Sensitivity of RCI to Ope-HE

Fig. 6
figure 6

Sensitivity of RCI to Mai-HE

4 Conclusions

RCI increase as the subway network becomes more complex and important to community life. In seeking to deliver more effective strategies for risk mitigation, therefore, it is most important to identify the major influencing factors involved. This paper proposes a new method of doing this through the use of BN in developing better risk identification models of RCI. This is particularly useful when the HE of different participants is a crucial issue, as it can deal efficiently with small samples and clarify the causal relationships between the associated latent and observed variables/factors. A case study demonstrates the use of the method for all the RCI occurring in Hong Kong’s MTR system for the period 2008 to 2011, including the HE of the four participants of designers, manufactures, operators and maintainers.

The results confirm that, firstly, the maintenance stage is crucial for RCI risk reduction as mistakes at this stage contribute over 70 % to RCI. Secondly, factors with a higher probability of occurrence contribute more in leading to the incident. Thirdly, RCI is most sensitive to the designers’ probability of HE. Because design is the first stage in the life of the rail, any defects that occur in this stage can induce subsequent mistakes in the following stages. Fourthly, in contrast with the operation and maintenance stages, efforts in improving the design and manufacture stages have a greatest marginality utility.

Importantly, the identification of ability of maintainer in the case study as the most important factor influencing the probability of RCI implies the priority need to strengthen the maintenance management of the MTR system and that improving the inspection ability of the maintainer is likely to be an effective strategy for RCI risk mitigation.

However, this study also has its limitations. First, the qualitative model framework is not sufficiently exhaustive to reflect the real sequence of causal relationships of RCI. Because RCI is an unusual incident happened in MTR, the number of cases is too small to conduct a basic causal factor analysis. Second, the importance analysis is conducted using a single event (such as rail crack), and so does not take into account any other events.

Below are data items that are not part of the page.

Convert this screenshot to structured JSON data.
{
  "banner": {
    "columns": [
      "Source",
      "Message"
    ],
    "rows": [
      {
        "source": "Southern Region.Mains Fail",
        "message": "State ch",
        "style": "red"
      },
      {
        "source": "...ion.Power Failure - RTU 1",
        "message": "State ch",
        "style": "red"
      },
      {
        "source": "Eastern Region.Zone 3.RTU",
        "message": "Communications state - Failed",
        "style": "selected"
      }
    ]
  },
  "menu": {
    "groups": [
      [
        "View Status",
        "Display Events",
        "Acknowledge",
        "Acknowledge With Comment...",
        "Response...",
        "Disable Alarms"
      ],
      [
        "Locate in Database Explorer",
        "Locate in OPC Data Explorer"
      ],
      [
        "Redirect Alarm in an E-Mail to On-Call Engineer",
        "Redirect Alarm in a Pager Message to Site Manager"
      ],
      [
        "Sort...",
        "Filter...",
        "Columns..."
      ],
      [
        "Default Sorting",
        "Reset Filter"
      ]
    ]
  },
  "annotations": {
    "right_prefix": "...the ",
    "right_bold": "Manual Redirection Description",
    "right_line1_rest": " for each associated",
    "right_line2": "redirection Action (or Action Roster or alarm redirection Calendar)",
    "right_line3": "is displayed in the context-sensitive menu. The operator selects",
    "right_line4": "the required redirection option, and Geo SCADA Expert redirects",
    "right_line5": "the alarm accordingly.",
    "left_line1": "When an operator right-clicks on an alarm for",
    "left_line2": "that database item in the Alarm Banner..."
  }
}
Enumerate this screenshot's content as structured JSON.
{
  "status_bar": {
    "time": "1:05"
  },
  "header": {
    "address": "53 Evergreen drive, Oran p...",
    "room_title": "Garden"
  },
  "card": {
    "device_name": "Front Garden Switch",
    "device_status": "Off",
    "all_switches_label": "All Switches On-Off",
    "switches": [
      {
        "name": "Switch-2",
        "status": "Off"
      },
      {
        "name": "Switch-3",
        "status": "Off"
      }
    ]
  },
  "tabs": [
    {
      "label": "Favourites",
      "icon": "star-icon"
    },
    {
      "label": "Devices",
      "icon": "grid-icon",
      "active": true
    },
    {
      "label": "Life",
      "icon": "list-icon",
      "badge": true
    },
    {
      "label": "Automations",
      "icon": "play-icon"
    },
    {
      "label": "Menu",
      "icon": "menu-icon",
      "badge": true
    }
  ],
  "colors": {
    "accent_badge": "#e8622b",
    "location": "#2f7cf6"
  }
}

Third, sensitivity analysis simply observes the quantitative variation of RCI risk in terms of four causal factors, and does not consider the economic impact of RCI or the cost of improvement. Further studies are needed to address these deficiencies. Despite all this, the research framework and methodology is quite general and clearly suitable for use as a support tool for risk management and decision-making processes in a wide variety of applications beyond RCI.